Escape en moto.El matador salió del local, se subió a la moto y desapareció sin sustraer nada del negocio. "Hay dos opciones: el almacenero se quiso defender del ataque o el agresor se asustó y gatilló. La herida no tiene orificio de salida. El balazo fue a muy corta distancia", confió una fuente policial.

Los vecinos sostienen que el matador del almacenero "es un menor de edad". No existían indicios que así lo certificaran.

Lo que se sabe es que los maleantes salieron en la moto por arriba de la vereda de Catamarca hacia San Nicolás y desde ahí al norte por avenida Alberdi. Un delivery de pizzas que llevaba un pedido en su moto vio la escena y a distancia prudencial los siguió. Aunque a las cuadras los perdió de vista.

Un buen vecino. Miguel estaba casado y tenía dos hijos. "Lo conozco desde que vine a vivir al barrio, hace 20 años. Era un laburante de toda la vida. Cerraba a las 22.30 y atendía a todos. Estaba sólo con su madre, una persona muy mayor y enferma. Ahora no sabemos qué va a a ser de ella porque estaba a cargo de él", comentó otro vecino. "Era de esos que se interesan por sus vecinos. Buscaba mejor precio para la mercadería para beneficiar a su clientela.

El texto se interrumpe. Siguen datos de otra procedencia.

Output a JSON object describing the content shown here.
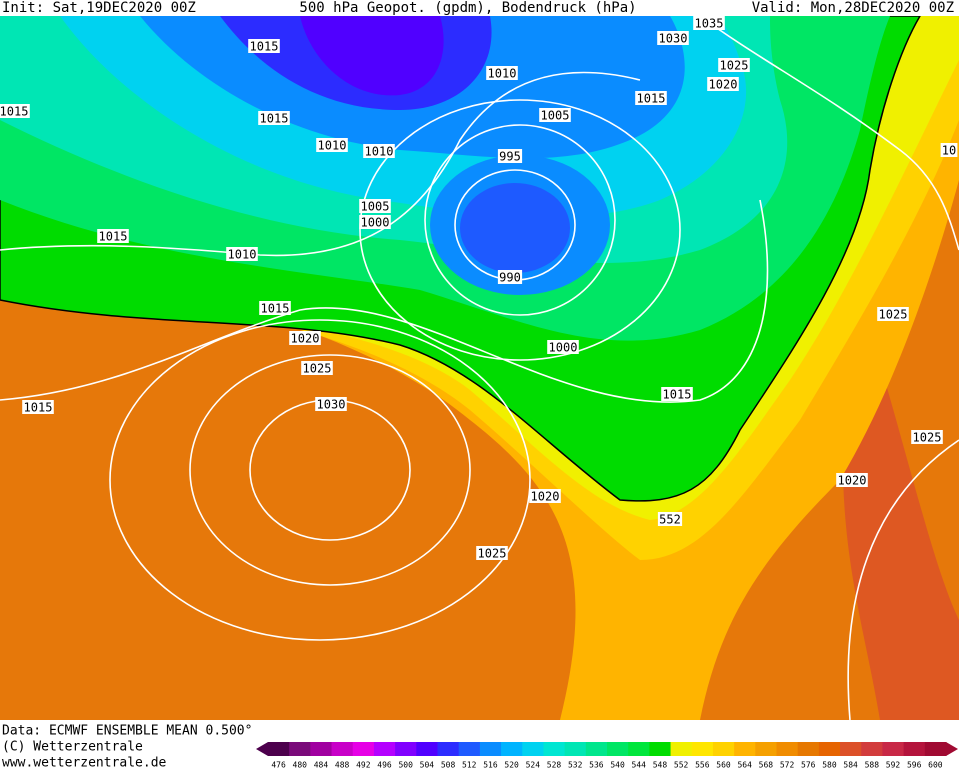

Es una gran pena", explicó Analía. "Me lo mataron a Miguel", repetía un albañil que todos los mediodías compraba su comida en el almacencito.

"Hace un año y medio que en el barrio estamos haciendo reuniones para tratar el tema de la inseguridad. Y vemos que las respuestas que nos van dando son siempre las mismas: «No podemos hacer nada porque a los menores no se los puede tocar» o «no tenemos medios»", dijo anoche un vecino. "El comisario nos contó que tienen que cuidar 28 presos en la 7ª. Debido a eso no tienen personal para cuidar de nosotros en la calle. Tuvimos reuniones con concejales y con jefes de policía, pero no vemos que algo vaya a cambiar y ahora tenemos un hecho inédito: un vecino asesinado", agregó.

Finalmente, una mujer comentó que "en una reunión por seguridad surgió la idea de tocar un silbato para alertar cuando nos estuvieran robando". Pero preguntó: "¿Quién va a salir a la calle si sabe que te están robando y te pueden matar? ¿Qué chances hubiera tenido Miguel de tocar el silbato?".